In this paper, we argue that UMLS-Meta's current design and auditing methodologies could be significantly enhanced by taking into account the logic-based semantics of the ontology sources. We provide empirical evidence suggesting that UMLS-Meta in its 2009AA version contains a significant number of errors; these errors become immediately apparent if the rich semantics of the ontology sources is taken into account, manifesting themselves as unintended logical consequences that follow from the ontology sources together with the information in UMLS-Meta. We then propose general principles and specific logic-based techniques to effectively detect and repair such errors.
Our results suggest that the methodologies employed in the design of UMLS-Meta are not only very costly in terms of human effort, but also error-prone. The techniques presented here can be useful for both reducing human effort in the design and maintenance of UMLS-Meta and improving the quality of its contents.

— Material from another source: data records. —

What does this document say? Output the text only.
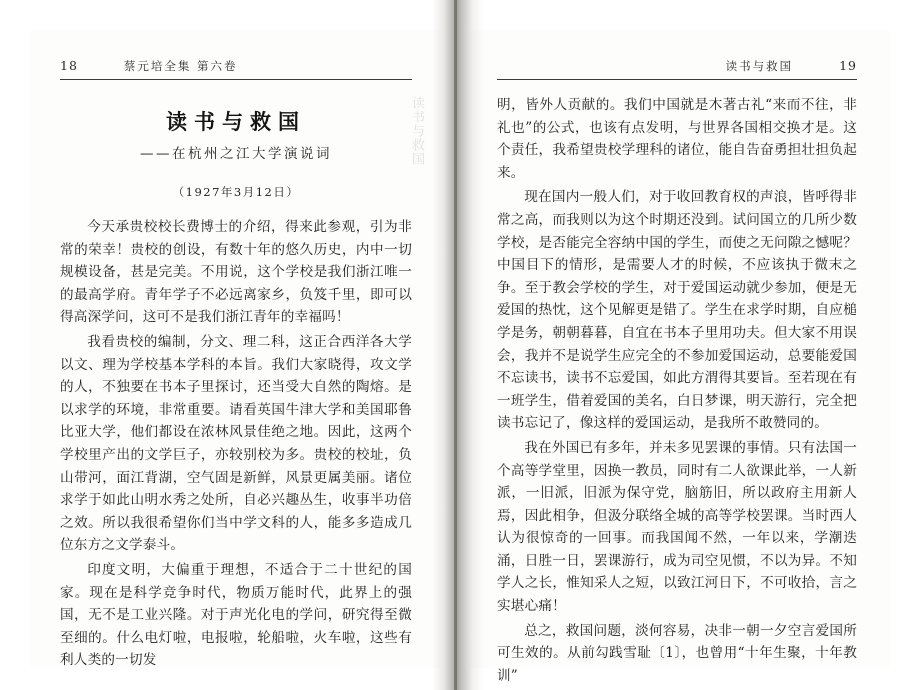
读书与救国
18	蔡元培全集 第六卷
读书与救国
——在杭州之江大学演说词
（1927年3月12日）

今天承贵校校长费博士的介绍，得来此参观，引为非常的荣幸！贵校的创设，有数十年的悠久历史，内中一切规模设备，甚是完美。不用说，这个学校是我们浙江唯一的最高学府。青年学子不必远离家乡，负笈千里，即可以得高深学问，这可不是我们浙江青年的幸福吗！

我看贵校的编制，分文、理二科，这正合西洋各大学以文、理为学校基本学科的本旨。我们大家晓得，攻文学的人，不独要在书本子里探讨，还当受大自然的陶熔。是以求学的环境，非常重要。请看英国牛津大学和美国耶鲁比亚大学，他们都设在浓林风景佳绝之地。因此，这两个学校里产出的文学巨子，亦较别校为多。贵校的校址，负山带河，面江背湖，空气固是新鲜，风景更属美丽。诸位求学于如此山明水秀之处所，自必兴趣丛生，收事半功倍之效。所以我很希望你们当中学文科的人，能多多造成几位东方之文学泰斗。

印度文明，大偏重于理想，不适合于二十世纪的国家。现在是科学竞争时代，物质万能时代，此界上的强国，无不是工业兴隆。对于声光化电的学问，研究得至微至细的。什么电灯啦，电报啦，轮船啦，火车啦，这些有利人类的一切发

读书与救国	19

明，皆外人贡献的。我们中国就是木著古礼“来而不往，非礼也”的公式，也该有点发明，与世界各国相交换才是。这个责任，我希望贵校学理科的诸位，能自告奋勇担壮担负起来。

现在国内一般人们，对于收回教育权的声浪，皆呼得非常之高，而我则以为这个时期还没到。试问国立的几所少数学校，是否能完全容纳中国的学生，而使之无问隙之憾呢？中国目下的情形，是需要人才的时候，不应该执于微末之争。至于教会学校的学生，对于爱国运动就少参加，便是无爱国的热忱，这个见解更是错了。学生在求学时期，自应槌学是务，朝朝暮暮，自宜在书本子里用功夫。但大家不用误会，我并不是说学生应完全的不参加爱国运动，总要能爱国不忘读书，读书不忘爱国，如此方渭得其要旨。至若现在有一班学生，借着爱国的美名，白日梦课，明天游行，完全把读书忘记了，像这样的爱国运动，是我所不敢赞同的。

我在外国已有多年，并未多见罢课的事情。只有法国一个高等学堂里，因换一教员，同时有二人欲课此举，一人新派，一旧派，旧派为保守党，脑筋旧，所以政府主用新人焉，因此相争，但汲分联络全城的高等学校罢课。当时西人认为很惊奇的一回事。而我国闻不然，一年以来，学潮迭涌，日胜一日，罢课游行，成为司空见惯，不以为异。不知学人之长，惟知采人之短，以致江河日下，不可收拾，言之实堪心痛！

总之，救国问题，淡何容易，决非一朝一夕空言爱国所可生效的。从前勾践雪耻〔1〕，也曾用“十年生聚，十年教训”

统一医学语言系统元词表(UMLS-Meta)目前是整合独立开发的医学词库和本体论的最全面成果。UMLS-Meta正被用于许多应用程序,包括PubMed和ClinicalTrials.gov。新来源的整合结合了自动技术、专家评估和审核协议。然而,目前使用的自动技术大多基于词汇算法,常常忽略被整合来源的语义。
在本文中,我们认为,通过考虑本体论来源基于逻辑的语义,UMLS-Meta当前的设计和审核方法可以得到显著改进。我们提供的实证证据表明,2009AA版本的UMLS-Meta包含大量错误;如果考虑到本体论来源丰富的语义,这些错误会立即显现出来,表现为本体论来源与UMLS-Meta中的信息一起产生的意外逻辑结果。然后,我们提出了通用原则和基于特定逻辑的技术,以有效地检测和修复此类错误。
我们的结果表明,UMLS-Meta设计中采用的方法不仅在人力方面成本很高,而且容易出错。这里提出的技术对于减少UMLS-Meta设计和维护中的人力以及提高其内容质量可能会很有用。